Since Common Lisp does not have Scheme’s distinction between symbols and identifiers, the implications of internedness are much broader in Common Lisp. For example, objects named by uninterned symbols are, in effect, private to the package in which they were defined. A full discussion of uninterned symbols in Common Lisp is beyond the scope of this SRFI.

Implementation

A portable implementation of uninterned symbols is impossible. In Scheme implementations that provide them (see the table above), uninterned symbols and string->uninterned-symbol are generally compatible with this SRFI.

Many Scheme implementations maintain a table of symbols, indexed by name. When a symbol is created, its name is looked up in this table; if a symbol with that name exists, it is returned; otherwise, a fresh symbol is added to the table. In implementations that use this or a similar strategy, uninterned symbols may be provided by simply skipping the table-lookup and insertion steps.

Acknowledgments

Thanks to Daphne Preston-Kendal for pushing for this SRFI and to Marc Nieper-Wißkirchen for challenging almost everything in it.

Thanks to those who provided reviews and commentary via the SRFI mailing list or the #scheme IRC channel.

References

Alex Shinn, John Cowan, & Arthur A. Gleckler, eds., Revised7 Report on the Algorithmic Language Scheme (R7RS Small) (2013). Available on the Web.

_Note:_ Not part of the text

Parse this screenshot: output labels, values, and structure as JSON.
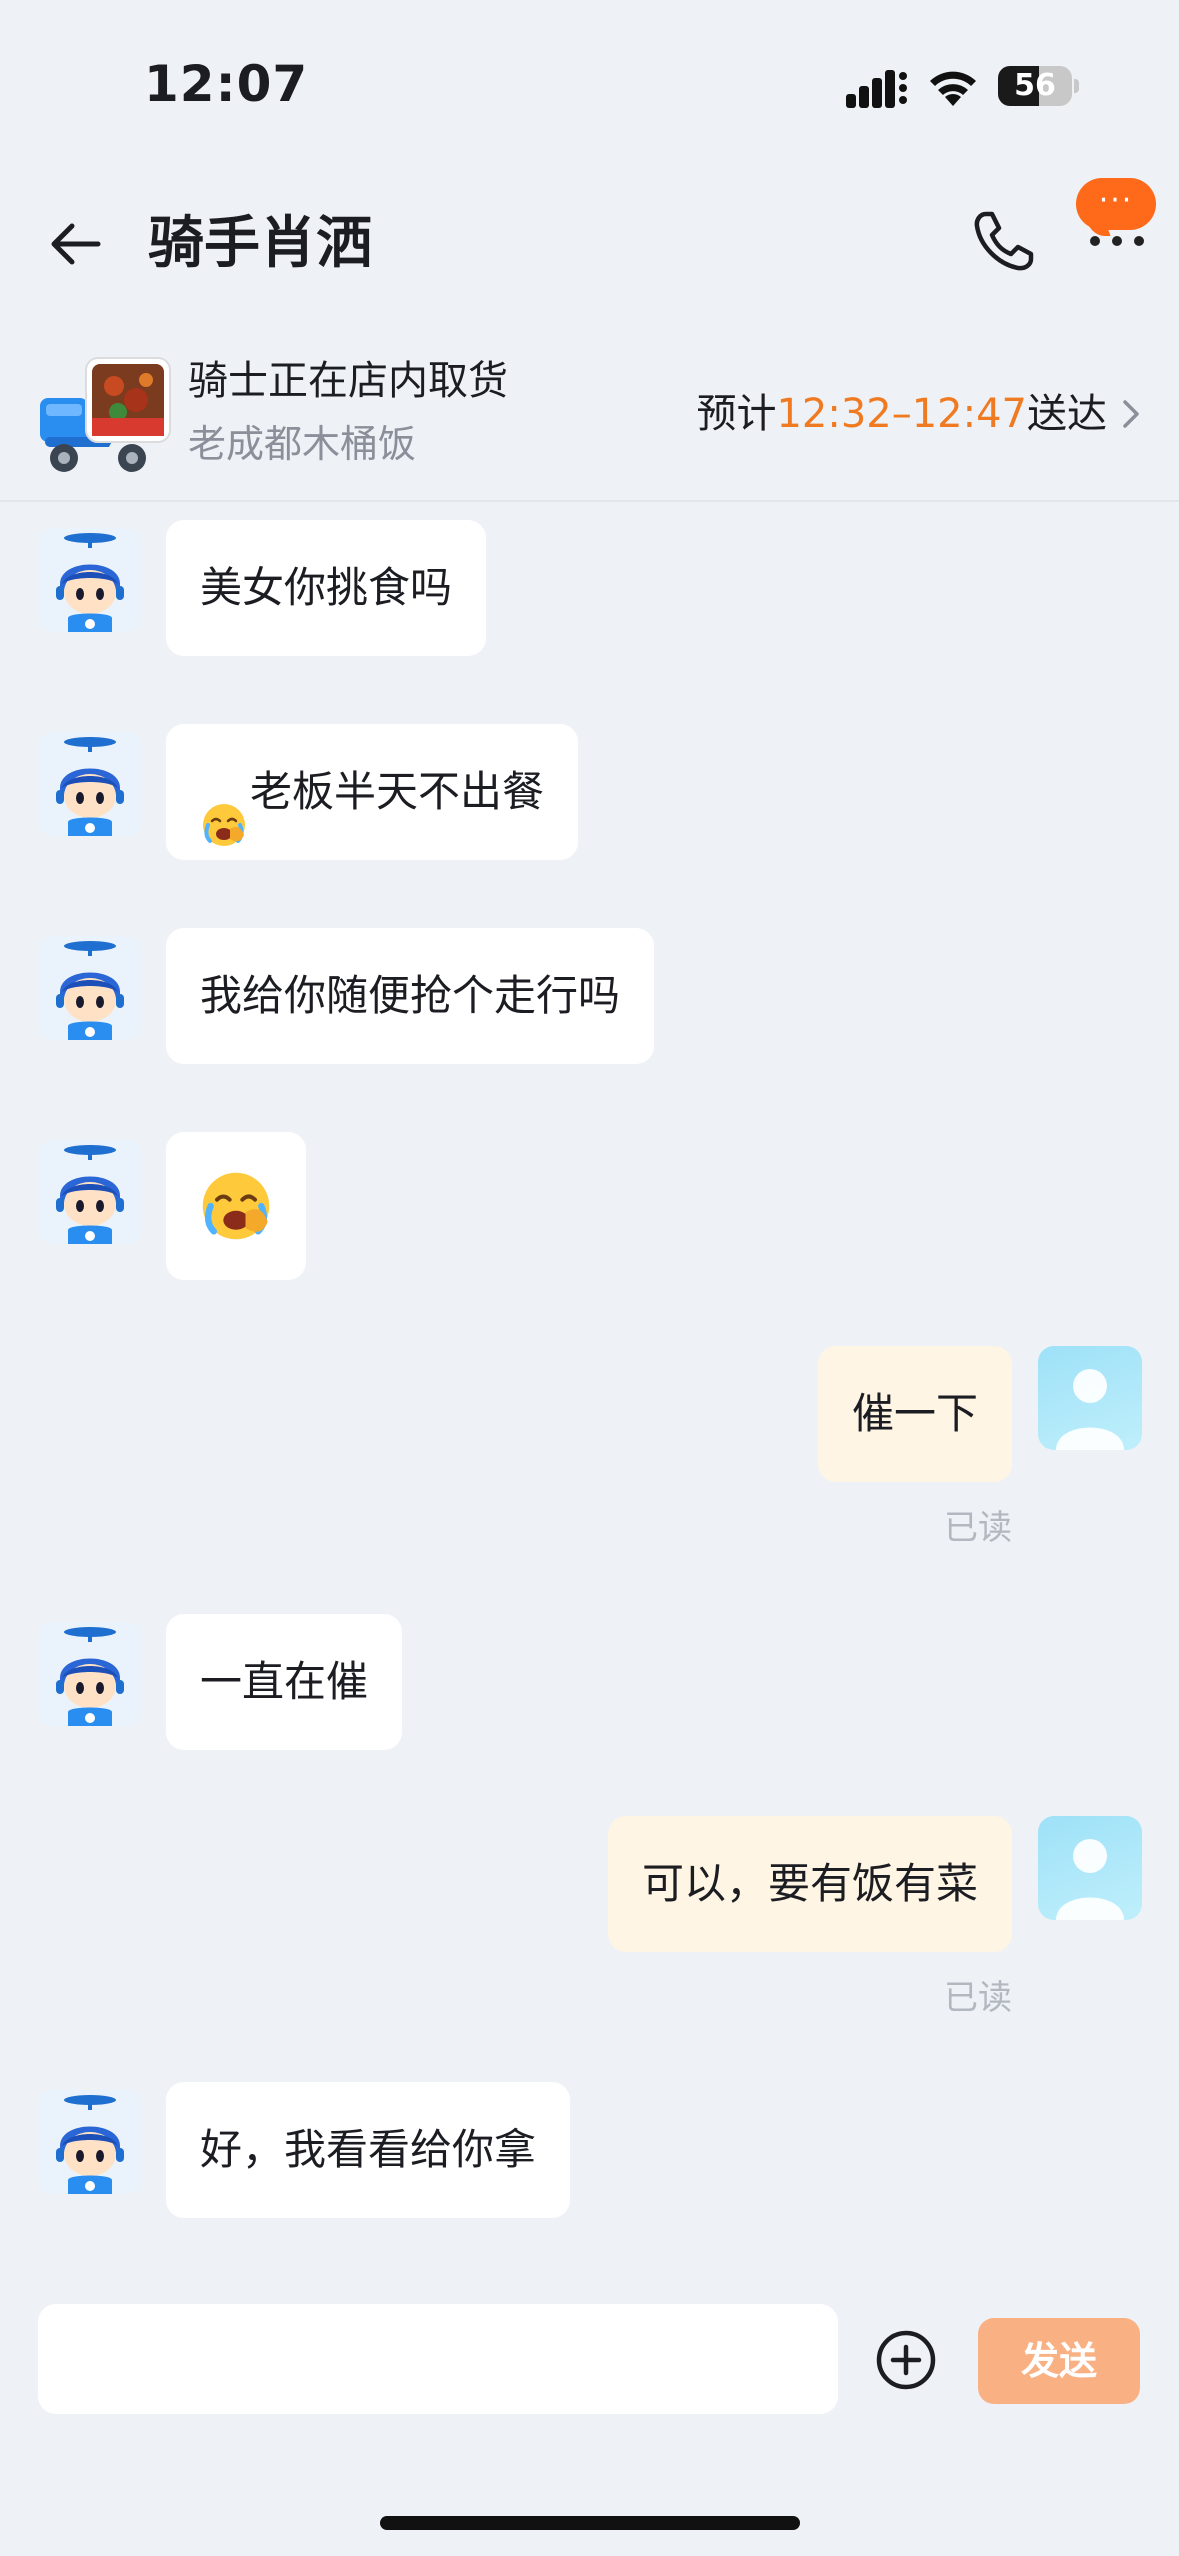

Kent M. Pitman, et al, eds., Common Lisp HyperSpec™ (CLHS) (1994). Available on the Web.

Cisco Systems, Inc., Chez Scheme User’s Guide (2015). Available on the Web.

© 2025 Wolfgang Corcoran-Mathe

Permission is hereby granted, free of charge, to any person obtaining a copy of this software and associated documentation files (the "Software"), to deal in the Software without restriction, including without limitation the rights to use, copy, modify, merge, publish, distribute, sublicense, and/or sell copies of the Software, and to permit persons to whom the Software is furnished to do so, subject to the following conditions:

The above copyright notice and this permission notice (including the next paragraph) shall be included in all copies or substantial portions of the Software.

THE SOFTWARE IS PROVIDED "AS IS", WITHOUT WARRANTY OF ANY KIND, EXPRESS OR IMPLIED, INCLUDING BUT NOT LIMITED TO THE WARRANTIES OF MERCHANTABILITY, FITNESS FOR A PARTICULAR PURPOSE AND NONINFRINGEMENT. IN NO EVENT SHALL THE AUTHORS OR COPYRIGHT HOLDERS BE LIABLE FOR ANY CLAIM, DAMAGES OR OTHER LIABILITY, WHETHER IN AN ACTION OF CONTRACT, TORT OR OTHERWISE, ARISING FROM, OUT OF OR IN CONNECTION WITH THE SOFTWARE OR THE USE OR OTHER DEALINGS IN THE SOFTWARE.